Commentary: A case of canine writer's block

"Yo! Jasper!" I commanded, using a voice originally concocted to discourage peeing on the floor. "Do something literary."

As an inducement, I held out an all-natural dog biscuit, an overpriced gourmet treat clearly meant for erudite animals that command special entree into the book publishing world (possibly with their own agents).

Yet, I was ready to lavish an organic dog cookie on an unpublished mutt. All I wanted in return was inspiration. A heartwarming anecdote. A few biting remarks.

My canine muse did not amuse. He assumed his usual hang-dog expression and sat back on his haunches – his lone trick other than a frenzied response to the distant sound of a FedEx truck. "Not exactly a compelling portfolio," I muttered. "Not quite the stuff of a can't-miss book proposal."

Meanwhile, whole packs of dogs are fetching fat book deals for hack writers.
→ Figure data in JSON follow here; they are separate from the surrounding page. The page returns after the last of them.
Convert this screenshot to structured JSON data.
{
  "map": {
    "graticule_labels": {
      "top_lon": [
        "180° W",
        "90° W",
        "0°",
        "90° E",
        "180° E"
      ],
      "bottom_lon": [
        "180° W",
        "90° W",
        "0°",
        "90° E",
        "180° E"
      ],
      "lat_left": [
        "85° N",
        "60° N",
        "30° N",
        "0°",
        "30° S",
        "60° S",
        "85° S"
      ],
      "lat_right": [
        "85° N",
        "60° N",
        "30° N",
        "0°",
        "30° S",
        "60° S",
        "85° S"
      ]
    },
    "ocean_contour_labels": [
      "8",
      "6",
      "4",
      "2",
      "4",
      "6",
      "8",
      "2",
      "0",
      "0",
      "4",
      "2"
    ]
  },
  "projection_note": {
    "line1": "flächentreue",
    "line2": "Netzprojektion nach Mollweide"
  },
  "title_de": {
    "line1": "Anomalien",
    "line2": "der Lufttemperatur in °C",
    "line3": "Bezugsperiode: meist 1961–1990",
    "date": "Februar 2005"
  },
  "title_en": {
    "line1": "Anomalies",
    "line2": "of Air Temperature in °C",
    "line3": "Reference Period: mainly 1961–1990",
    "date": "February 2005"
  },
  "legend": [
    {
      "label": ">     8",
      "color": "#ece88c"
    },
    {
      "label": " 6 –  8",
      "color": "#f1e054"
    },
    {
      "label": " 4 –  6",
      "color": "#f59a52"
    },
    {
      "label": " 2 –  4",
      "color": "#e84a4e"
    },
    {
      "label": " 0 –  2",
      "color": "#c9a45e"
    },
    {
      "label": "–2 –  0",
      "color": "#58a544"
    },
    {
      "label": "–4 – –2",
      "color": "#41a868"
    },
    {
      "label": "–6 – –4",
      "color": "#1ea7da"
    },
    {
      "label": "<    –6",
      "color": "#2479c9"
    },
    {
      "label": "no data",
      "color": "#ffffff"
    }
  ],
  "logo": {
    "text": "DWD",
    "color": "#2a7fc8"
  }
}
A certain golden retriever has given a famous thriller writer another cushion against the recession with Bliss to You: Trixie's Guide to a Happy Life, by Trixie Koontz as told to Dean Koontz. Other dog collaborators this year include Rick Bass, Denis Johnson, Jon Katz, Abigail Thomas and Antonya Nelson.
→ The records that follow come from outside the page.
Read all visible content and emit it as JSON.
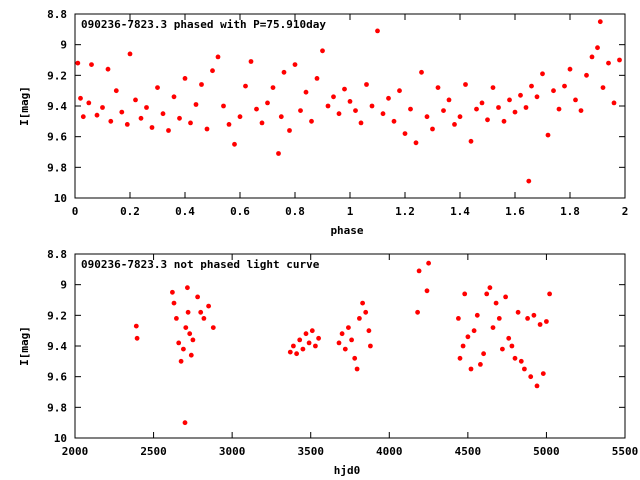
{
  "colors": {
    "points": "#ff0000",
    "axes": "#000000",
    "background": "#ffffff"
  },
  "chart_data": [
    {
      "type": "scatter",
      "title": "090236-7823.3 phased with P=75.910day",
      "xlabel": "phase",
      "ylabel": "I[mag]",
      "xlim": [
        0,
        2
      ],
      "ylim": [
        10,
        8.8
      ],
      "y_inverted": true,
      "xticks": [
        "0",
        "0.2",
        "0.4",
        "0.6",
        "0.8",
        "1",
        "1.2",
        "1.4",
        "1.6",
        "1.8",
        "2"
      ],
      "yticks": [
        "8.8",
        "9",
        "9.2",
        "9.4",
        "9.6",
        "9.8",
        "10"
      ],
      "grid": false,
      "series": [
        {
          "points": [
            [
              0.01,
              9.12
            ],
            [
              0.02,
              9.35
            ],
            [
              0.03,
              9.47
            ],
            [
              0.05,
              9.38
            ],
            [
              0.06,
              9.13
            ],
            [
              0.08,
              9.46
            ],
            [
              0.1,
              9.41
            ],
            [
              0.12,
              9.16
            ],
            [
              0.13,
              9.5
            ],
            [
              0.15,
              9.3
            ],
            [
              0.17,
              9.44
            ],
            [
              0.19,
              9.52
            ],
            [
              0.2,
              9.06
            ],
            [
              0.22,
              9.36
            ],
            [
              0.24,
              9.48
            ],
            [
              0.26,
              9.41
            ],
            [
              0.28,
              9.54
            ],
            [
              0.3,
              9.28
            ],
            [
              0.32,
              9.45
            ],
            [
              0.34,
              9.56
            ],
            [
              0.36,
              9.34
            ],
            [
              0.38,
              9.48
            ],
            [
              0.4,
              9.22
            ],
            [
              0.42,
              9.51
            ],
            [
              0.44,
              9.39
            ],
            [
              0.46,
              9.26
            ],
            [
              0.48,
              9.55
            ],
            [
              0.5,
              9.17
            ],
            [
              0.52,
              9.08
            ],
            [
              0.54,
              9.4
            ],
            [
              0.56,
              9.52
            ],
            [
              0.58,
              9.65
            ],
            [
              0.6,
              9.47
            ],
            [
              0.62,
              9.27
            ],
            [
              0.64,
              9.11
            ],
            [
              0.66,
              9.42
            ],
            [
              0.68,
              9.51
            ],
            [
              0.7,
              9.38
            ],
            [
              0.72,
              9.28
            ],
            [
              0.74,
              9.71
            ],
            [
              0.75,
              9.47
            ],
            [
              0.76,
              9.18
            ],
            [
              0.78,
              9.56
            ],
            [
              0.8,
              9.13
            ],
            [
              0.82,
              9.43
            ],
            [
              0.84,
              9.31
            ],
            [
              0.86,
              9.5
            ],
            [
              0.88,
              9.22
            ],
            [
              0.9,
              9.04
            ],
            [
              0.92,
              9.4
            ],
            [
              0.94,
              9.34
            ],
            [
              0.96,
              9.45
            ],
            [
              0.98,
              9.29
            ],
            [
              1.0,
              9.37
            ],
            [
              1.02,
              9.43
            ],
            [
              1.04,
              9.51
            ],
            [
              1.06,
              9.26
            ],
            [
              1.08,
              9.4
            ],
            [
              1.1,
              8.91
            ],
            [
              1.12,
              9.45
            ],
            [
              1.14,
              9.35
            ],
            [
              1.16,
              9.5
            ],
            [
              1.18,
              9.3
            ],
            [
              1.2,
              9.58
            ],
            [
              1.22,
              9.42
            ],
            [
              1.24,
              9.64
            ],
            [
              1.26,
              9.18
            ],
            [
              1.28,
              9.47
            ],
            [
              1.3,
              9.55
            ],
            [
              1.32,
              9.28
            ],
            [
              1.34,
              9.43
            ],
            [
              1.36,
              9.36
            ],
            [
              1.38,
              9.52
            ],
            [
              1.4,
              9.47
            ],
            [
              1.42,
              9.26
            ],
            [
              1.44,
              9.63
            ],
            [
              1.46,
              9.42
            ],
            [
              1.48,
              9.38
            ],
            [
              1.5,
              9.49
            ],
            [
              1.52,
              9.28
            ],
            [
              1.54,
              9.41
            ],
            [
              1.56,
              9.5
            ],
            [
              1.58,
              9.36
            ],
            [
              1.6,
              9.44
            ],
            [
              1.62,
              9.33
            ],
            [
              1.64,
              9.41
            ],
            [
              1.65,
              9.89
            ],
            [
              1.66,
              9.27
            ],
            [
              1.68,
              9.34
            ],
            [
              1.7,
              9.19
            ],
            [
              1.72,
              9.59
            ],
            [
              1.74,
              9.3
            ],
            [
              1.76,
              9.42
            ],
            [
              1.78,
              9.27
            ],
            [
              1.8,
              9.16
            ],
            [
              1.82,
              9.36
            ],
            [
              1.84,
              9.43
            ],
            [
              1.86,
              9.2
            ],
            [
              1.88,
              9.08
            ],
            [
              1.9,
              9.02
            ],
            [
              1.91,
              8.85
            ],
            [
              1.92,
              9.28
            ],
            [
              1.94,
              9.12
            ],
            [
              1.96,
              9.38
            ],
            [
              1.98,
              9.1
            ]
          ]
        }
      ]
    },
    {
      "type": "scatter",
      "title": "090236-7823.3 not phased light curve",
      "xlabel": "hjd0",
      "ylabel": "I[mag]",
      "xlim": [
        2000,
        5500
      ],
      "ylim": [
        10,
        8.8
      ],
      "y_inverted": true,
      "xticks": [
        "2000",
        "2500",
        "3000",
        "3500",
        "4000",
        "4500",
        "5000",
        "5500"
      ],
      "yticks": [
        "8.8",
        "9",
        "9.2",
        "9.4",
        "9.6",
        "9.8",
        "10"
      ],
      "grid": false,
      "series": [
        {
          "points": [
            [
              2390,
              9.27
            ],
            [
              2395,
              9.35
            ],
            [
              2620,
              9.05
            ],
            [
              2630,
              9.12
            ],
            [
              2645,
              9.22
            ],
            [
              2660,
              9.38
            ],
            [
              2675,
              9.5
            ],
            [
              2690,
              9.42
            ],
            [
              2700,
              9.9
            ],
            [
              2705,
              9.28
            ],
            [
              2715,
              9.02
            ],
            [
              2720,
              9.18
            ],
            [
              2730,
              9.32
            ],
            [
              2740,
              9.46
            ],
            [
              2750,
              9.36
            ],
            [
              2780,
              9.08
            ],
            [
              2800,
              9.18
            ],
            [
              2820,
              9.22
            ],
            [
              2850,
              9.14
            ],
            [
              2880,
              9.28
            ],
            [
              3370,
              9.44
            ],
            [
              3390,
              9.4
            ],
            [
              3410,
              9.45
            ],
            [
              3430,
              9.36
            ],
            [
              3450,
              9.42
            ],
            [
              3470,
              9.32
            ],
            [
              3490,
              9.38
            ],
            [
              3510,
              9.3
            ],
            [
              3530,
              9.4
            ],
            [
              3550,
              9.35
            ],
            [
              3680,
              9.38
            ],
            [
              3700,
              9.32
            ],
            [
              3720,
              9.42
            ],
            [
              3740,
              9.28
            ],
            [
              3760,
              9.36
            ],
            [
              3780,
              9.48
            ],
            [
              3795,
              9.55
            ],
            [
              3810,
              9.22
            ],
            [
              3830,
              9.12
            ],
            [
              3850,
              9.18
            ],
            [
              3870,
              9.3
            ],
            [
              3880,
              9.4
            ],
            [
              4180,
              9.18
            ],
            [
              4190,
              8.91
            ],
            [
              4240,
              9.04
            ],
            [
              4250,
              8.86
            ],
            [
              4440,
              9.22
            ],
            [
              4450,
              9.48
            ],
            [
              4470,
              9.4
            ],
            [
              4480,
              9.06
            ],
            [
              4500,
              9.34
            ],
            [
              4520,
              9.55
            ],
            [
              4540,
              9.3
            ],
            [
              4560,
              9.2
            ],
            [
              4580,
              9.52
            ],
            [
              4600,
              9.45
            ],
            [
              4620,
              9.06
            ],
            [
              4640,
              9.02
            ],
            [
              4660,
              9.28
            ],
            [
              4680,
              9.12
            ],
            [
              4700,
              9.22
            ],
            [
              4720,
              9.42
            ],
            [
              4740,
              9.08
            ],
            [
              4760,
              9.35
            ],
            [
              4780,
              9.4
            ],
            [
              4800,
              9.48
            ],
            [
              4820,
              9.18
            ],
            [
              4840,
              9.5
            ],
            [
              4860,
              9.55
            ],
            [
              4880,
              9.22
            ],
            [
              4900,
              9.6
            ],
            [
              4920,
              9.2
            ],
            [
              4940,
              9.66
            ],
            [
              4960,
              9.26
            ],
            [
              4980,
              9.58
            ],
            [
              5000,
              9.24
            ],
            [
              5020,
              9.06
            ]
          ]
        }
      ]
    }
  ]
}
There's Nan Martin's memoir of a former street dog named Squirrel: A Dog's Life: Autobiography of a Stray. (I'd like to note that I also have a former street dog, a rotund black creature of indeterminate breed that despite a literary name [Zora] has produced no memoir of her days roaming the mean alleys of Miami).

Washington Post columnist (and former Miami Herald editor) Gene Weingarten joined the chase with Old Dogs Are the Best Dogs. Former New York Times columnist Anna Quindlen countered with Good Dog, Stay, in which her dog, unlike mine, imparts great lessons. "What I learned from watching Beau over his lifetime: to roll with the punches (if not in carrion), to take things as they come, to measure myself not in terms of the past or the future but of the present, to raise my nose in the air from time to time and, at least metaphorically, holler, 'I smell bacon!'"

Jasper, meanwhile, has taught me to bark at the UPS man.

I suppose what makes Jasper's literary failure so galling is that this latest outbreak of dog genre started with John Grogan's much-too-heartwarming Marley & Me. Grogan used to be my counterpart as a local page columnist for the Sun Sentinel. He struck me back then as a nice writer without a lot to say. At least not in the way of biting, pit bull commentary worthy of our local shenanigans.

But what Grogan had, apparently, was a dog bent on making him rich. His dog stayed on the bestseller list for 52 weeks.

Walk into a bookstore lately and two more Marley books (for children) pounce on you. And the Marley & Me movie opens Christmas Day with Grogan's character paired up with Jennifer Aniston.

"Jennifer Aniston, for God's sake," I yelled at Jasper. But Jasper, a vague imitation of a Dalmatian, still refused to indulge in either funny-but-poignant or teary-eyed maudlin – necessary tricks for a doggie bestseller.

I might take him to the vet. She'll ask, "What's the problem?"

"My dog's got it bad," I'll explain. "An acute case of writer's block."